一刻も早くはたけ上忍には正気に戻って貰わなければ・・・!
俺は紅先生に連絡を取った。

「薬の作用は切れてない。緩和剤も出来てないわ。今、あの旅商人を捜してる」
(全然話が違うじゃないか!)
叫びたかったが口を塞がれては満足に声も出せない。
「もう少し我慢してカカシに付き合ってあげて」
(・・・・ちょっと嫌だな)
今朝のことを考えるとすぐに頷くことが出来ない。
「まずいことになってる。カカシの奴、この前の任務中何度も里に帰ろうとしたらしいのよ。それで少し予定が狂ったらしいわ。任務は遂行できたらしいけど、いつも上手く行くとは限らない。任務中もあなたの名前ばかりブツブツ言ってたみたいよ。恐いわよね。今のカカシはあなたのことしか見えてない。これでもしあなたに振られたりしたら・・・」
なんて恐い話なんだ。あのはたけ上忍が木陰に身を潜めながらブツブツと俺の名を呟いている様子を想像して背を冷たい汗が流れる。
「任務中はずっと情緒不安定だったみたい。でもね、今日のカカシはすごく落ち着いているじゃない?イルカのおかげよね?そうよね?さすがだわ。だから、もうちょっと付き合ってあげて?」
確かに・・・今朝のはたけ上忍はご機嫌だった。嬉しそうにアカデミーまで俺の手を引いた。昨日まではあんなに弱気な面してたのに、なぜ急にあんな強気な行動に出たんだ?
そこまで考えて、いや、と思いなおした。
男は一見弱気な発言を繰り返し死にそうな顔をしていたが、最終的に俺の方が振り回されっぱなしだった。
物事を省みないあの強引さが、いくつもの死線を潜り抜けた(らしい)男を生かしているのかもしれない。
「そんな心配しなくても大丈夫よ。その内薬の効果もきれるわよー」
・・・前もそんなこと言ってなかったか?紅先生意外に大雑把だな・・・・。
力なくうな垂れる俺に、紅先生はなんとも呑気に言ってのけた。
「あ、ヤバイ」
が、急に気配を変えた。

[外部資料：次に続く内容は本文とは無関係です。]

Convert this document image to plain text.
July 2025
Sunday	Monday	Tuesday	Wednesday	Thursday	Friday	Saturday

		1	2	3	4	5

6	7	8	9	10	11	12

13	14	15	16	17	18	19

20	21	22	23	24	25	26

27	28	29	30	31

と思ったらすぐに「じゃあね」と言い残してドロンと消えてしまった。
(?・・・どうしたんだ?)
不思議に思いながらも教室を出ると、紅先生が急に消えた理由がわかった。
「イルカ先生!」
はたけ上忍が廊下の向こうから走ってくる。そういえば、さっき紅先生からそういうことを聞いたな。
思わず逃げ出しそうになったが、特に逃げる理由もないことに気づいた(少し後暗いが)。
あんなことを聞いたからなのか、嬉しそうに走ってくる男には恐怖を感じるが逃げた後の方が恐い目に合わされそうなのは薄々わかる。
「良かった、此処にいたんだ。職員室に行っても戻ってないって聞いたから探しました」
また職員室に行ったのか・・・・。せっかく休み時間、この男の出現によって和やかな空気が固まる様が想像できうな垂れてしまった。
「お昼ご飯食べましょう?お弁当作ってきました」
「弁当・・・?」
朝作ったのか?いや、作っていたようには見えなかった。今日は七班の任務が朝から入っているので他に弁当を作る時間などないはずなのに・・・。
「何時作ったんですか?」
嫌な予感に恐々口を開くと、恋に狂う男はさも当たり前のように「出来立てですよ」とニッコリ笑って風呂敷に包んだ重箱を俺に差し出した。